Friday, December 26, 2008

2008 Post-Holiday Commentary

For once, I could actually make it to the dumpsters and see INSIDE!

Usually, both dumpsters are overflowing with the usual Christmas trash (wrapping, discarded boxes from gifts, and the handful of trees--last year, someone actually threw out an ARTIFICIAL tree), but this year was definitely different.

Either they bought less, or wrapped it differently.

I expect to see trees next week or so.

As for decking the halls and cluttering up the yard, I saw more inflatables than anything else--this is not good when you have bored teens wandering the neighborhood in packs looking for mischief. Many of them found it, and consequently were victorious in the knife-wielding teen-vs.-inflatable wars, judging by the number of downed Frosty Snowmen, Santa Clauses, and whatever else was made inflatable for Christmas. Other than that, mostly elderly people blinged up the yards with wooden deer cutouts, pre-formed wire trees, and the occasional manger scene or two.

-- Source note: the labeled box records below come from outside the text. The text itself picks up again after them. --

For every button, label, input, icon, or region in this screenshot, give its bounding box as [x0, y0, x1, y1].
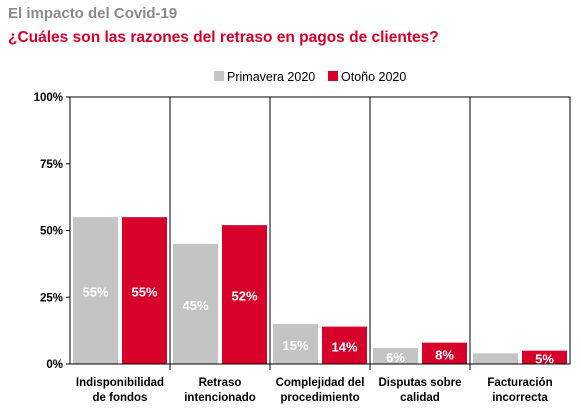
bar-1-0	[122, 217, 167, 364]
x-tick-label-line: de fondos	[93, 392, 148, 404]
y-tick-label: 25%	[40, 292, 63, 304]
x-tick-label: Facturación incorrecta	[487, 377, 552, 404]
data-label-0-3: 6%	[386, 350, 405, 365]
bar-1-3	[422, 342, 467, 364]
x-tick-label: Disputas sobre calidad	[378, 377, 461, 404]
y-tick-label: 100%	[34, 92, 63, 104]
x-tick-label-line: calidad	[400, 392, 440, 404]
bar-1-4	[522, 350, 567, 364]
chart-title: El impacto del Covid-19	[8, 5, 178, 22]
data-label-0-2: 15%	[282, 338, 308, 353]
x-tick-label: Retraso intencionado	[184, 377, 256, 404]
legend-label-1: Otoño 2020	[341, 70, 406, 84]
x-tick-label-line: incorrecta	[492, 392, 548, 404]
data-label-0-0: 55%	[82, 285, 108, 300]
legend-swatch-1	[328, 71, 338, 81]
bar-0-0	[73, 217, 118, 364]
bar-0-1	[173, 243, 218, 364]
x-tick-label-line: Complejidad del	[276, 377, 365, 389]
x-tick-label-line: procedimiento	[280, 392, 359, 404]
data-label-1-0: 55%	[131, 285, 157, 300]
bar-1-1	[222, 225, 267, 364]
plot-frame	[69, 96, 571, 365]
data-label-1-4: 5%	[535, 351, 554, 366]
chart-subtitle: ¿Cuáles son las razones del retraso en p…	[8, 29, 439, 46]
x-tick-label-line: Retraso	[199, 377, 242, 389]
x-tick-label-line: Indisponibilidad	[76, 377, 164, 389]
x-tick-label-line: intencionado	[184, 392, 256, 404]
x-tick-label-line: Disputas sobre	[378, 377, 461, 389]
bar-1-2	[322, 326, 367, 364]
y-tick-label: 0%	[46, 359, 63, 371]
legend-swatch-0	[214, 71, 224, 81]
data-label-1-2: 14%	[331, 339, 357, 354]
legend-label-0: Primavera 2020	[227, 70, 315, 84]
x-tick-label: Complejidad del procedimiento	[276, 377, 365, 404]
bar-0-4	[473, 353, 518, 364]
y-tick-label: 75%	[40, 159, 63, 171]
bar-0-3	[373, 347, 418, 364]
data-label-1-1: 52%	[231, 289, 257, 304]
x-tick-label-line: Facturación	[487, 377, 552, 389]
y-tick-label: 50%	[40, 226, 63, 238]
bar-0-2	[273, 323, 318, 364]
data-label-0-1: 45%	[182, 298, 208, 313]
x-tick-label: Indisponibilidad de fondos	[76, 377, 164, 404]
data-label-1-3: 8%	[435, 347, 454, 362]
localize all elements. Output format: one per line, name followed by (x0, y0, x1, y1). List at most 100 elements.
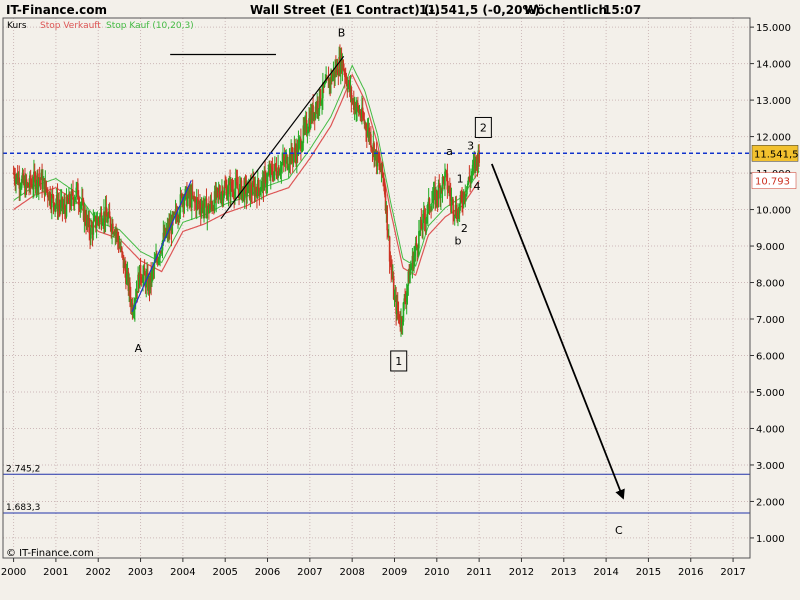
candle-body (73, 199, 76, 205)
candle-body (291, 147, 293, 157)
legend-kurs: Kurs (7, 21, 27, 31)
candle-body (429, 209, 432, 211)
candle-body (51, 193, 53, 208)
candle-body (112, 233, 115, 235)
candle-body (449, 195, 452, 202)
candle-body (140, 277, 143, 281)
candle-body (29, 175, 32, 184)
candle-body (388, 236, 391, 262)
candle-body (433, 188, 436, 191)
candle-body (440, 188, 443, 192)
candle-body (182, 197, 184, 205)
candle-body (335, 64, 338, 73)
candle-body (430, 209, 432, 211)
candle-body (280, 164, 283, 172)
candle-body (345, 77, 348, 84)
candle-body (332, 70, 335, 76)
candle-body (185, 187, 187, 189)
candle-body (21, 173, 24, 179)
candle-body (350, 87, 353, 100)
candle-body (153, 262, 156, 270)
candle-body (344, 76, 347, 78)
candle-body (390, 262, 393, 270)
last-price-badge (751, 145, 799, 162)
candle-body (462, 203, 464, 205)
x-tick-label: 2005 (212, 567, 237, 578)
candle-body (366, 130, 368, 136)
candle-body (205, 198, 208, 219)
candle-body (451, 199, 454, 201)
candle-body (136, 291, 139, 293)
candle-body (353, 103, 356, 110)
candle-body (375, 149, 378, 167)
candle-body (374, 149, 377, 152)
candle-body (341, 59, 344, 70)
candle-body (246, 192, 248, 197)
candle-body (199, 202, 201, 209)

Again, as with Thanksgiving, no holiday dinners to be found going on in the neighborhood churches. No Christmas pageant in the nearby school, and the only Las Vegas-style light show was at the Botanical Garden this year (an annual tradition here).

The economy has a funny way of toning down Christmas to a dull roar, doesn't it? I guess this is what they mean by Silent Night.

Today is a different story, though, I'm sure, with malls and stores up to their necks in returns, or people JUST NOW heading out holiday shopping.

Here's commentary comparing 2005, 2006, and 2007. Looking back, I'd say we effectively pulled the plug on the Christmas machine!

2 comments:

Susy said...

Mr Chiots and I celebrate Christmas but it a low-key way. We only end up spending a couple hundred bucks on presents for all (and the majority of that goes for a few quality already needed gifts for each other, like hiking boots & a microplane grater).

I'm so glad Christmas seemed more low-key this year. I get so sick of the craziness of it all.

jlynne said...

I hate those inflatable lawn ornament things. When my recently late uncle started collecting them, I became obsessed with trying to find out how much petroleum goes into their manufacture, but so far, I haven't found the facts.

You know, I have an artificial tree that I'm ready to replace. I've been debating doing it through freecycle or bringing it to Goodwill. I have a bunch of other holiday decorations that are perfectly good but not for my new house. It's time someone else enjoyed them.